Pertemuan Antusias dari Berbagai Divisi
Forum ini dihadiri oleh peserta dari berbagai divisi internal Pegadaian, termasuk Insan Pegadaian Divisi Legal di seluruh Indonesia, Kepala Divisi di bawah Direktorat Manajemen Risiko, Legal, dan Kepatuhan, serta perwakilan dari Satuan Pengawasan Intern (SPI) Kantor Pusat. Mereka secara aktif berpartisipasi dalam diskusi dan membagikan wawasan mengenai tantangan serta peluang yang muncul dari perubahan hukum.
Para peserta juga menyampaikan pertimbangan penting mengenai integrasi peraturan baru dalam kebijakan perusahaan.

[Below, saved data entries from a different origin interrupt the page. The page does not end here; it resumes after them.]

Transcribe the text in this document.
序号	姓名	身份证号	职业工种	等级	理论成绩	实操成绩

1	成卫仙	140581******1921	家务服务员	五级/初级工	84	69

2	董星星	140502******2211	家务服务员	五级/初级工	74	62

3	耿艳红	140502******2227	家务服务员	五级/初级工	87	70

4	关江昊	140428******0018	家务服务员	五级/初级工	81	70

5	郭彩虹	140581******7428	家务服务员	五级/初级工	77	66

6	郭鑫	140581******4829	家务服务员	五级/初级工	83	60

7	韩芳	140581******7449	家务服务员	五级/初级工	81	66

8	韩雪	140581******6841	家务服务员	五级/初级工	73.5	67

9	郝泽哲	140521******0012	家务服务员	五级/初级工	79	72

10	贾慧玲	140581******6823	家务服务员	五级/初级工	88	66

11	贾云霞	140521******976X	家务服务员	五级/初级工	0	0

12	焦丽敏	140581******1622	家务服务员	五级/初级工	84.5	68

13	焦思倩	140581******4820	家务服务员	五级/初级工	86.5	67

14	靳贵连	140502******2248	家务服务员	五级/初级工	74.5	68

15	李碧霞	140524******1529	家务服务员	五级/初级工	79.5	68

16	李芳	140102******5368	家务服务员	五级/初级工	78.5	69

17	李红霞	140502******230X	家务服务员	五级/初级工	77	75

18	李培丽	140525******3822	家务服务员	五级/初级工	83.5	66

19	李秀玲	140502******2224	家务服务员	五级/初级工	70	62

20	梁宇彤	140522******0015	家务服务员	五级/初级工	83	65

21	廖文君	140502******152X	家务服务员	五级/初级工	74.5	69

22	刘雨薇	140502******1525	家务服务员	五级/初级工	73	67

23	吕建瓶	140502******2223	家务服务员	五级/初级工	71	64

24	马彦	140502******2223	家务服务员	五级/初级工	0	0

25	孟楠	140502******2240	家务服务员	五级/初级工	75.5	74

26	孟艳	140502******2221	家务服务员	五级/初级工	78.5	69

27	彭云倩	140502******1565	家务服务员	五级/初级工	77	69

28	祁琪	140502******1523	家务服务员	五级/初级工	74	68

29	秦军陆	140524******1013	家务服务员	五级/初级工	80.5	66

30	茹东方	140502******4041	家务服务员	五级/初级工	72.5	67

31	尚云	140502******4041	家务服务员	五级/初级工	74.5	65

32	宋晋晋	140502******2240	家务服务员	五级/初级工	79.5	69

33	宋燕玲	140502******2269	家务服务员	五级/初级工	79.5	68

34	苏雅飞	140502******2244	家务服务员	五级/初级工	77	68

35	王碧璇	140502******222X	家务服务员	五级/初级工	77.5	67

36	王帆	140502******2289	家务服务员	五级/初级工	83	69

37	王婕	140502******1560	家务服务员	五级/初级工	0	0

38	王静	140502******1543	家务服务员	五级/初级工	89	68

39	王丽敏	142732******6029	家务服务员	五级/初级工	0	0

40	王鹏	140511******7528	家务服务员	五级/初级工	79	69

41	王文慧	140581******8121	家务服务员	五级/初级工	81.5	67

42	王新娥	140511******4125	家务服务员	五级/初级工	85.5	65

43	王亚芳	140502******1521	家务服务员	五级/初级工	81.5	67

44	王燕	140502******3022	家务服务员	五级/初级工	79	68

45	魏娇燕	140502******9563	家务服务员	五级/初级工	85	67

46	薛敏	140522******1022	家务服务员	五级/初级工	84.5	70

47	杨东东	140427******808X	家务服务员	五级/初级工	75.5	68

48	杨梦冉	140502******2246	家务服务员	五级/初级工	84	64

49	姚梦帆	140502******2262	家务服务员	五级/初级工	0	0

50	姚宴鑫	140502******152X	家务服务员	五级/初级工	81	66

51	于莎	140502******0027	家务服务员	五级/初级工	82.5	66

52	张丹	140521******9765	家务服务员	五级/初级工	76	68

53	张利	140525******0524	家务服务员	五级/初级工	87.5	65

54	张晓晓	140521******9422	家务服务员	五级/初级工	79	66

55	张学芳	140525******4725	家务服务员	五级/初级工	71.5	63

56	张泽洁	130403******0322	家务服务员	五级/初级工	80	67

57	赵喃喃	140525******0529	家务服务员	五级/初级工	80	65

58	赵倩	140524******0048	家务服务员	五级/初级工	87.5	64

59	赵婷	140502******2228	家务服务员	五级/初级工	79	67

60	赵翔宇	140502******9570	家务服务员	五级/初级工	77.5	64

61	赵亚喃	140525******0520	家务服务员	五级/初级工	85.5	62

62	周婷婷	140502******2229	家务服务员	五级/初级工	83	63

Misalnya, bagaimana prosedur hukum yang lebih ketat dapat mengoptimalkan transparansi, sekaligus mengurangi kesenjangan dalam pengawasan internal.
Kesiapan Korporasi untuk Adaptasi
Langkah-langkah penguatan kompetensi hukum yang dilakukan Pegadaian melalui LEXIS 2026 diharapkan mempercepat kesiapan korporasi dalam menghadapi perubahan. Ismail Ilyas menjelaskan, pembelajaran dari forum ini akan menjadi dasar untuk membangun sistem manajemen risiko yang lebih responsif.
“Ini bukan sekadar kepatuhan formalitas, melainkan pondasi yang kokoh untuk melindungi aset, memastikan tata kelola bisnis bersih, serta memperkuat kepercayaan publik,” tambah Ismail.
LEXIS 2026 juga menjadi wadah untuk mengantisipasi masalah-masalah yang mungkin muncul, seperti penipuan (fraud) atau ketidaksesuaian dalam praktik bisnis. Dengan memahami nuansa hukum pidana yang baru, Pegadaian bertujuan agar semua operasional di seluruh wilayah kerja berjalan secara optimal.
Kajian Ramadan: Investasi Spiritual dan Finansial
Di luar fokus hukum pidana, Pegadaian juga melibatkan diri dalam kegiatan kajian Ramadan bersama Roblox. Kegiatan ini menegaskan bahwa setiap momen dalam bulan suci menjadi kesempatan untuk mengembangkan investasi spiritual dan finansial. Dalam konteks bisnis, kegiatan seperti ini diharapkan mendorong kesadaran karyawan tentang nilai-nilai kepatuhan dan keberlanjutan.
Kajian Ramadan ini menekankan peran pendidikan dalam meningkatkan kualitas SDM. Melalui pelatihan dan diskusi, Pegadaian ingin memastikan bahwa karyawan tidak hanya memahami regulasi hukum, tetapi juga memperkuat kesadaran akan tanggung jawab sosial dan ekonomi.